Comment Re:WHY WON'T YOU SHOW ME THE STREET NAME?: (Score 3, Interesting) 170

It's simple, Google does not want you to know where you are. The less you know where you are, the more you have to rely on Google Maps. Multiple studies have shown that the more you rely on turn by turn navigation, the worse your sense of direction gets.

I blame this entirely on the design philosophy of many turn-by-turn navigation systems. That is to keep you as ignorant of your surroundings as technically possible, until 5 seconds before you need to make the next turn... If you're lucky. That's why I can't stand many such systems.

But its also why I really like the system Tesla puts in their cars.
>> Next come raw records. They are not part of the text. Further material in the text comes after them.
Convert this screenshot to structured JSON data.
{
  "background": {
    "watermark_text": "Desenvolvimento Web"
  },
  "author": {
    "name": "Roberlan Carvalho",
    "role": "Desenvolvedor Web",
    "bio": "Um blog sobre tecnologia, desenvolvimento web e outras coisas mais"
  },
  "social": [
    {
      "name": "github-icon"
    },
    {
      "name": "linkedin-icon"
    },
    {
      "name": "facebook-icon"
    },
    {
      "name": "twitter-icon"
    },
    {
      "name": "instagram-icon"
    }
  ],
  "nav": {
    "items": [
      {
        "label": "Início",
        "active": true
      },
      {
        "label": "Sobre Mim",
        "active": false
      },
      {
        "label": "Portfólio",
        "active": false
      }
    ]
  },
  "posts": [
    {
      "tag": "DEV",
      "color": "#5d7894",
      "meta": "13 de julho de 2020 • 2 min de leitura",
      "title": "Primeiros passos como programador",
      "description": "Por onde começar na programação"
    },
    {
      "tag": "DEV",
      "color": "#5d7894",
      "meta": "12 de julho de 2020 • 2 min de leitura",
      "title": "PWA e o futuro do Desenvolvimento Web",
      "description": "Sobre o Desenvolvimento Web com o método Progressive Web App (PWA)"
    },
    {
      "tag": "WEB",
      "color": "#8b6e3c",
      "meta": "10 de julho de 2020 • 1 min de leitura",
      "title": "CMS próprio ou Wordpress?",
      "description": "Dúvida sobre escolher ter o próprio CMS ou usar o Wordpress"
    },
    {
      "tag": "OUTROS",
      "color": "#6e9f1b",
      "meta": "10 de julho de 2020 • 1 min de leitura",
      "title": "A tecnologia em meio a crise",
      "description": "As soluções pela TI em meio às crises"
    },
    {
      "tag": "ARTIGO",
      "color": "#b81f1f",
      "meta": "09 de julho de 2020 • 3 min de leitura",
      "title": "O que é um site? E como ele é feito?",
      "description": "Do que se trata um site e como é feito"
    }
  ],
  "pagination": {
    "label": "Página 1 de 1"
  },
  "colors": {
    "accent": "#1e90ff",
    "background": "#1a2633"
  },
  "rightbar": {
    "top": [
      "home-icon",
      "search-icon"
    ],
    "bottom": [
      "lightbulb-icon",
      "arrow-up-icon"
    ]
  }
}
In addition to the usual turn-by-turn stuff, they also show you two things everyone else tries really hate to hide: A list of your next navigation steps, and a big top-down map showing your route. It actually gives you some situational awareness.

(* Yes, I know there are people who will complain about the actual directions. There are people that will complain about any implementation of that if its not perfect for their specific area in comparison to some other implementation they like better. But it works fine for me, and that big map means that its useful even if its not giving me turn-by-turn instructions.)

Comment Re:Google Knows We Know They're Douches By Now (Score 3, Informative) 170

This happens with everything Google does. When they come out with a new product, they have enough of a technical advantage that they're far superior than any competition can ever hope to be. This is such a lead, that the competition doesn't even try unless they serve some niche market.

Then, years later, Google loses interest in that product and it starts to go stale. But its still good enough that the competition never really takes off.

Then it finally goes poof, and everyone is scrambling to find an alternative, but nobody is actually prepared to take over.

Comment Three Times (Score 1) 100

When I'm doing something new or interesting, I often end up building it three times:

1. Build the critical functionality as throwaway code just to see if I can make it work
2. Build out the full system to get a feel for how all the pieces fit together
3. Rebuild the full system now that I understand it well enough to properly architect it

Of course depending on the circumstances, I may wind up combining two these iterations with refactoring, or not doing all of them on every project.

Comment Re:LED bulbs are just better (Score 1) 292

Unless you point a spectrometer at them.
Then they often have a huge blue spike, followed by a big dip, and then a gentle curve.
Or if you're lucky, and find one of the few brands that can do better than this, you still have at least a small dip after the blue. And regardless, the spectrum curve is always a bit spiky and uneven.

So sure, for normal everyday lighting purposes, you're absolutely correct.

But if you actually need something whose output can be modeled by a blackbody radiation spectrum, then not so much. Sure, most of these cases fall in the realm of scientific experimentation and material analysis, but they do still exist.